Hardline editorials quoted the former US president, Barack Obama, saying JCPOA was in fact “an instrument of pressure” on Iran and argued that Trump and Biden both aim “to exert pressure on Iran”.

“While Trump calls it maximum pressure, Biden calls it smart pressure,” said Tasnim editorial.

So in effect they are under no illusions about a return to the Obama era policy line.

And therein lies the problem.

Joe Biden has so far not offered any new avenues of working with Iran. He rightly criticises Trump for intentionally causing tension in the Middle East without “a realistic strategy or endgame”. Yet so far he has not offered one either.

According to a survey by the Iranian Students Polling Agency (ISPA), almost fifty percent of Iranians said it makes no difference who becomes the president in the US. Yet, when asked who would be a better president in terms of benefits for Iran, 36 percent said Biden.

An Iranian pop group, Dasendaz [colloquial for road bump] composed a video about the US elections expressing the pain of the economic pressure. “Our economy is up in the air,” it said while the singers held a banner that read: “Hey Joseph”.

An-IRGC-dominated Tehran will portray a very different picture.
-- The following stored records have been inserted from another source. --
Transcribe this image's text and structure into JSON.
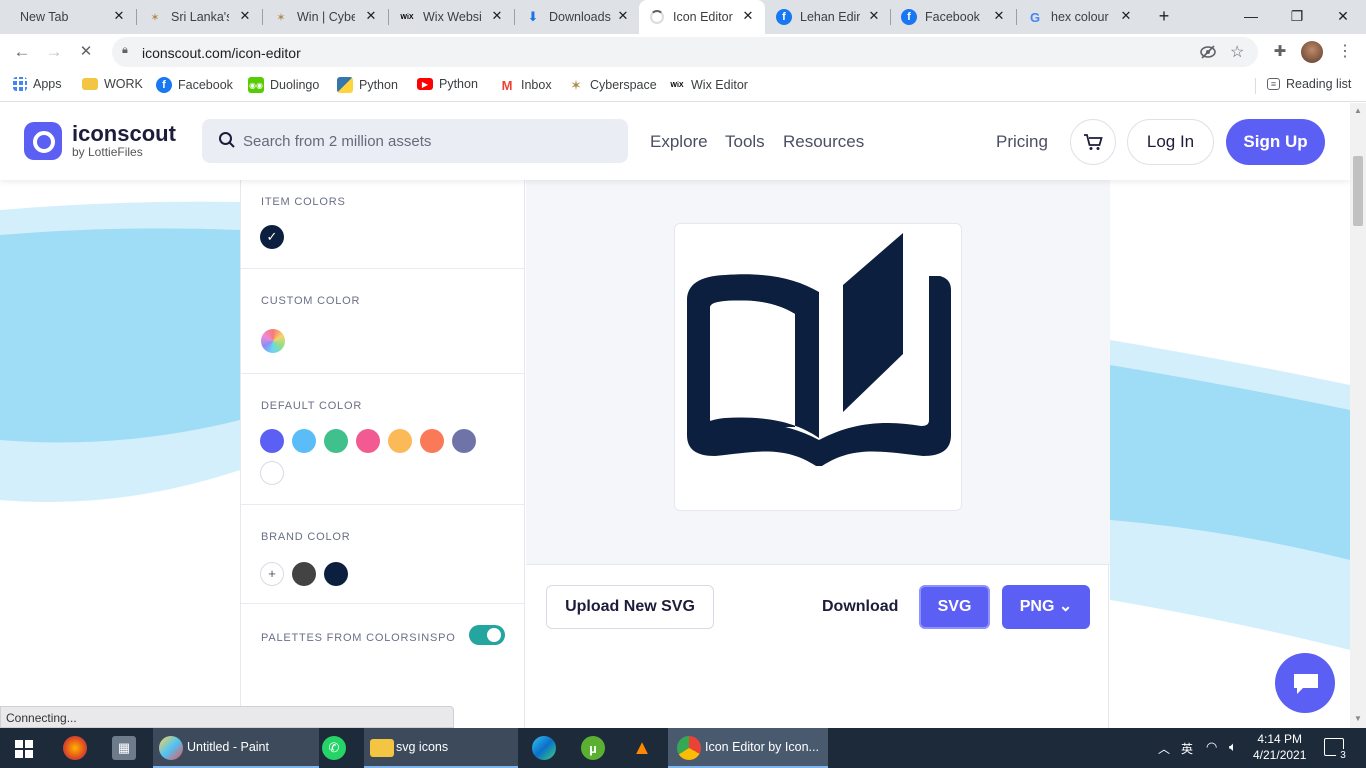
{
  "browser": {
    "tabs": [
      {
        "label": "New Tab",
        "icon": "none",
        "close": "✕"
      },
      {
        "label": "Sri Lanka's",
        "icon": "star-icon",
        "close": "✕"
      },
      {
        "label": "Win | Cyber",
        "icon": "star-icon",
        "close": "✕"
      },
      {
        "label": "Wix Websit",
        "icon": "wix-icon",
        "close": "✕"
      },
      {
        "label": "Downloads",
        "icon": "download-icon",
        "close": "✕"
      },
      {
        "label": "Icon Editor",
        "icon": "loading-icon",
        "close": "✕"
      },
      {
        "label": "Lehan Ediris",
        "icon": "facebook-icon",
        "close": "✕"
      },
      {
        "label": "Facebook",
        "icon": "facebook-icon",
        "close": "✕"
      },
      {
        "label": "hex colour",
        "icon": "google-icon",
        "close": "✕"
      }
    ],
    "new_tab": "+",
    "window": {
      "minimize": "—",
      "restore": "❐",
      "close": "✕"
    },
    "url": "iconscout.com/icon-editor",
    "bookmarks": [
      {
        "label": "Apps",
        "icon": "apps-grid-icon"
      },
      {
        "label": "WORK",
        "icon": "folder-icon"
      },
      {
        "label": "Facebook",
        "icon": "facebook-icon"
      },
      {
        "label": "Duolingo",
        "icon": "duolingo-icon"
      },
      {
        "label": "Python",
        "icon": "python-icon"
      },
      {
        "label": "Python",
        "icon": "youtube-icon"
      },
      {
        "label": "Inbox",
        "icon": "gmail-icon"
      },
      {
        "label": "Cyberspace",
        "icon": "star-icon"
      },
      {
        "label": "Wix Editor",
        "icon": "wix-icon"
      }
    ],
    "reading_list": "Reading list",
    "status": "Connecting..."
  },
  "site": {
    "logo_name": "iconscout",
    "logo_sub": "by LottieFiles",
    "search_placeholder": "Search from 2 million assets",
    "nav": [
      "Explore",
      "Tools",
      "Resources"
    ],
    "pricing": "Pricing",
    "login": "Log In",
    "signup": "Sign Up"
  },
  "editor": {
    "item_colors_title": "ITEM COLORS",
    "item_colors": [
      "#0c1f3f"
    ],
    "custom_color_title": "CUSTOM COLOR",
    "default_color_title": "DEFAULT COLOR",
    "default_colors": [
      "#5c5ff3",
      "#5bbdf8",
      "#3fc08c",
      "#f25b92",
      "#fbb957",
      "#fa7958",
      "#6e74a8",
      "#ffffff"
    ],
    "brand_color_title": "BRAND COLOR",
    "brand_colors": [
      "#434343",
      "#0c1f3f"
    ],
    "palettes_title": "PALETTES FROM COLORSINSPO",
    "palettes_toggle": true,
    "upload_label": "Upload New SVG",
    "download_label": "Download",
    "svg_label": "SVG",
    "png_label": "PNG ⌄",
    "icon_color": "#0c1f3f"
  },
  "taskbar": {
    "items": [
      {
        "label": "Untitled - Paint",
        "icon": "paint-icon"
      },
      {
        "label": "svg icons",
        "icon": "folder-icon"
      },
      {
        "label": "Icon Editor by Icon...",
        "icon": "chrome-icon"
      }
    ],
    "tray_lang": "英",
    "time": "4:14 PM",
    "date": "4/21/2021",
    "notifications": "3"
  },
  "colors": {
    "accent": "#5c5ff3",
    "dark_navy": "#0c1f3f",
    "teal": "#25a5a0"
  }
}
It will drive a much harder bargain with the new US president before agreeing to resume negotiations over its nuclear program.

“President elect in the US would have to pay for damages of the past two years and apologise for what Trump has done to Iranians,” said the former IRGC commander now chief of the powerful Expediency Council, Mohsen Rezaee.

By June 2021 when Rouhani ends his final term, President Biden’s approach of dialogue and “smart pressure” will clash with a fully IRGC-led country too ready and willing to be bolder in the Middle East, increase cyber attacks and proxy wars, too keen for closer economic relations with China and tighter military cooperation with Russia.

In a muted reaction, Rouhani said Biden should “compensate for Washington’s past mistakes”. He left some room for manoeuvre by stressing the urgency to “improve security with synergy and collective cooperation”.

President-elect Biden should move fast while Rouhani is still in power.

He should return to JCPOA and freeze sanctions. Once implemented that could open the sluices for more than 2 million barrels a day of Iranian crude oil exports and may soften Tehran’s approach.

Eventually, a “smart” Biden strategy should be multi-pronged responding to international concerns about Iran’s nuclear and Middle East ambitions, while at the same time helping ease the pain of economic pressure on the people of Iran struggling with the coronavirus.